Frequently Asked Questions
How long should a prompt be?
As long as it needs to be, but no longer. For simple tasks, 1-3 sentences may suffice. For complex tasks with examples and constraints, prompts can be hundreds of words. The key is that every word should serve a purpose. Remove anything that does not directly improve the output.
Should I use the same prompt for different AI models?
You can, but you will get better results by adapting prompts to each model's strengths. Claude handles long contexts and XML tags well. GPT excels with function calling and JSON mode. Gemini is strong in multi-modal tasks. Start with one prompt and tune it for each model.
How do I know if my prompt is good enough?

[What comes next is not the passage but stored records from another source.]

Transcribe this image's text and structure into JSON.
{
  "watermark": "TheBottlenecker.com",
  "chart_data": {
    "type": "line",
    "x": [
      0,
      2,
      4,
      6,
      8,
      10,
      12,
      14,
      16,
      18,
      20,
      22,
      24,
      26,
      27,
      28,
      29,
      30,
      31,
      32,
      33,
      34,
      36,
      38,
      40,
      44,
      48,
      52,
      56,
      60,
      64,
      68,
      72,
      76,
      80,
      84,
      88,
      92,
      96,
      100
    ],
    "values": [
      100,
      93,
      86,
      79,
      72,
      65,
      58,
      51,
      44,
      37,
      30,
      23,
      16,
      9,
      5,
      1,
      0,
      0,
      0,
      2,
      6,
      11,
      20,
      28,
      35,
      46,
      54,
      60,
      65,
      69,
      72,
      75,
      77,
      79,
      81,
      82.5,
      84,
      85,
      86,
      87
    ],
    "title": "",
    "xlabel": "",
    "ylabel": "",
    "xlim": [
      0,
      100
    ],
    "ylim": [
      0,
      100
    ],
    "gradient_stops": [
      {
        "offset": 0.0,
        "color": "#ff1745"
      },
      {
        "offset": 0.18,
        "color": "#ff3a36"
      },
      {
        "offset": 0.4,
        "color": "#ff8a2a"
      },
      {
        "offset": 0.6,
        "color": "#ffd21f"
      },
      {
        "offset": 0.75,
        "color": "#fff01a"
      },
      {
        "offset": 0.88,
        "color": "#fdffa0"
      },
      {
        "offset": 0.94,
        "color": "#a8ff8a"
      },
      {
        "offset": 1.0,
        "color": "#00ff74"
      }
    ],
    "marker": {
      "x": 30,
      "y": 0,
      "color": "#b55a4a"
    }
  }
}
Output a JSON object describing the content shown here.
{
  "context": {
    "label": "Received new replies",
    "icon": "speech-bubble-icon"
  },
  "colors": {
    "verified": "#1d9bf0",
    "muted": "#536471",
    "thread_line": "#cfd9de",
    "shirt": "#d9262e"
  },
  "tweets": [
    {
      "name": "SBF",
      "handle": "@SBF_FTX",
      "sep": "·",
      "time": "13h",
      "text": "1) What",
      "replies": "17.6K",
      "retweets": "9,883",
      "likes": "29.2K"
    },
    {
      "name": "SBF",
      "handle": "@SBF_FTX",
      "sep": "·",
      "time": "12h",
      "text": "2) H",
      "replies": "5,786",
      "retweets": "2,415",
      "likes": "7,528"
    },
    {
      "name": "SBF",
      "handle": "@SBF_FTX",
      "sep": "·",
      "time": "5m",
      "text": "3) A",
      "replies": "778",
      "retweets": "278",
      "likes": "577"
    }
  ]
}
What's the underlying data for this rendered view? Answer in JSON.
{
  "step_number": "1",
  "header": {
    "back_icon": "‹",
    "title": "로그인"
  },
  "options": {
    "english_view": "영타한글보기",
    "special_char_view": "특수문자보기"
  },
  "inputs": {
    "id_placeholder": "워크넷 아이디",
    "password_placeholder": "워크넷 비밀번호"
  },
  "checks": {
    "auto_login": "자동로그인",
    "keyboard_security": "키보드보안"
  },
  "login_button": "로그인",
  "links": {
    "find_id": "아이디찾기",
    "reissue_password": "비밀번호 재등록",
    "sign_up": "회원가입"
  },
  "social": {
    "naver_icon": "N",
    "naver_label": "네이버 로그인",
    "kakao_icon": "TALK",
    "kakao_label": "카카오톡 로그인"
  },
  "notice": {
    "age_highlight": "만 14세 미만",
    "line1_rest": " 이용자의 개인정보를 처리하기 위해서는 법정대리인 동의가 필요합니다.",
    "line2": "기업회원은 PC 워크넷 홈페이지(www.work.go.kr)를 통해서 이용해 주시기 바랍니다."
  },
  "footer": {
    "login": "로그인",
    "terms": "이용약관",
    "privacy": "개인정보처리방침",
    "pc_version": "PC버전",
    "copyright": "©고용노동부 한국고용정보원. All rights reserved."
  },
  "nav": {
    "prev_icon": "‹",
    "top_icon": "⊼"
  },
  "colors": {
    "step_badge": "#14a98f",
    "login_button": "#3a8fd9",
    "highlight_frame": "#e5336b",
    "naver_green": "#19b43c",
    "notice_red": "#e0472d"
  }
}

Define success criteria upfront: accuracy threshold, format compliance rate, consistency across runs. Test with at least 10-20 diverse inputs. If the prompt meets your criteria in 90%+ of cases, it is production-ready. If not, iterate based on failure analysis.
Is prompt engineering going to be replaced by AI improvements?
Models are getting better at understanding imprecise prompts, but the fundamental need for clear communication will not disappear. Prompt engineering is evolving, not dying. The skills are shifting toward system design, evaluation, and orchestration rather than finding magic phrases.
How do I handle sensitive data in prompts?
Minimize sensitive data in prompts. Use anonymization, pseudonymization, or synthetic data when possible. Check your AI provider's data policies. For enterprise use, consider private deployments or API features that prevent data retention. Never include passwords, API keys, or PII in prompts unnecessarily.
What is the best way to learn prompt engineering?
Practice systematically: (1) Start with this course fundamentals. (2) Practice daily with real tasks. (3) Study prompt template libraries from companies like Anthropic and OpenAI. (4) Read research papers on prompting techniques. (5) Join communities where practitioners share prompts and learnings. (6) Build a personal prompt template library and iterate on it.